NJ Spotlight reviews the animus towards online charter schools.

The Star-Ledger investigates the Adelaide Sanford Charter School in Newark, where the state has spent “hundreds of thousands of dollars to lease the James Street building over the past 16 months [while] the children were being educated somewhere else." Editorial here.

The Press of Atlantic City looks at how the School Funding Reform Act underfunds some South Jersey districts. A new bill would increase aid by eliminating the geographic cost adjustment based on assumptions about cost of living differences between the northern and southern parts of the state.

The Burlington County Times reviews the increasing participation in NJ’s Interdistrict Public School Choice Program. This year Northern Burlington and Pemberton joined as choice districts, enabling children outside district boundaries to attend schools.

Posted this week on Eduwonk:
A leading school labor leader Thursday compared public education to the auto industry and warned about 700 northern Illinois school board members that unless labor and management stopped fighting and worked together to improve education, American parents would turn to private schools much as car buyers have turned to foreign markets.

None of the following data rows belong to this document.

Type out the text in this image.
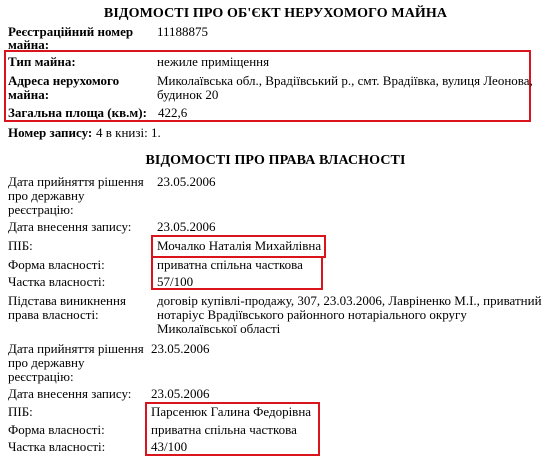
ВІДОМОСТІ ПРО ОБ'ЄКТ НЕРУХОМОГО МАЙНА
Реєстраційний номер
майна:
11188875
Тип майна:	нежиле приміщення
Адреса нерухомого
майна:
Миколаївська обл., Врадіївський р., смт. Врадіївка, вулиця Леонова,
будинок 20
Загальна площа (кв.м): 422,6
Номер запису: 4 в книзі: 1.
ВІДОМОСТІ ПРО ПРАВА ВЛАСНОСТІ
Дата прийняття рішення
про державну
реєстрацію:
23.05.2006
Дата внесення запису: 23.05.2006
ПІБ:	Мочалко Наталія Михайлівна
Форма власності:	приватна спільна часткова
Частка власності:	57/100
Підстава виникнення
права власності:
договір купівлі-продажу, 307, 23.03.2006, Лавріненко М.І., приватний
нотаріус Врадіївського районного нотаріального округу
Миколаївської області
Дата прийняття рішення
про державну
реєстрацію:
23.05.2006
Дата внесення запису: 23.05.2006
ПІБ:	Парсенюк Галина Федорівна
Форма власності:	приватна спільна часткова
Частка власності:	43/100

``We can`t make the same mistake and management have to make significant changes, significant sacrifices to keep public education alive. Tinkering will no longer help.``

Thursday he repeated his calls for making teaching ``a true profession,`` and said that wouldn`t happen as long as teaching was looked at as ``an occupation you went into if you were stupid.``
``We have to give teachers respect and allow them to make some decisions about how they will do their jobs. We aren`t going to get bright college graduates to go into teaching, even if we pay then high salaries, if they don`t feel they can use their talents and skills with some degree of independence.``
 The source? A 1985 Chicago Tribune article on Albert Shanker, President of the AFT.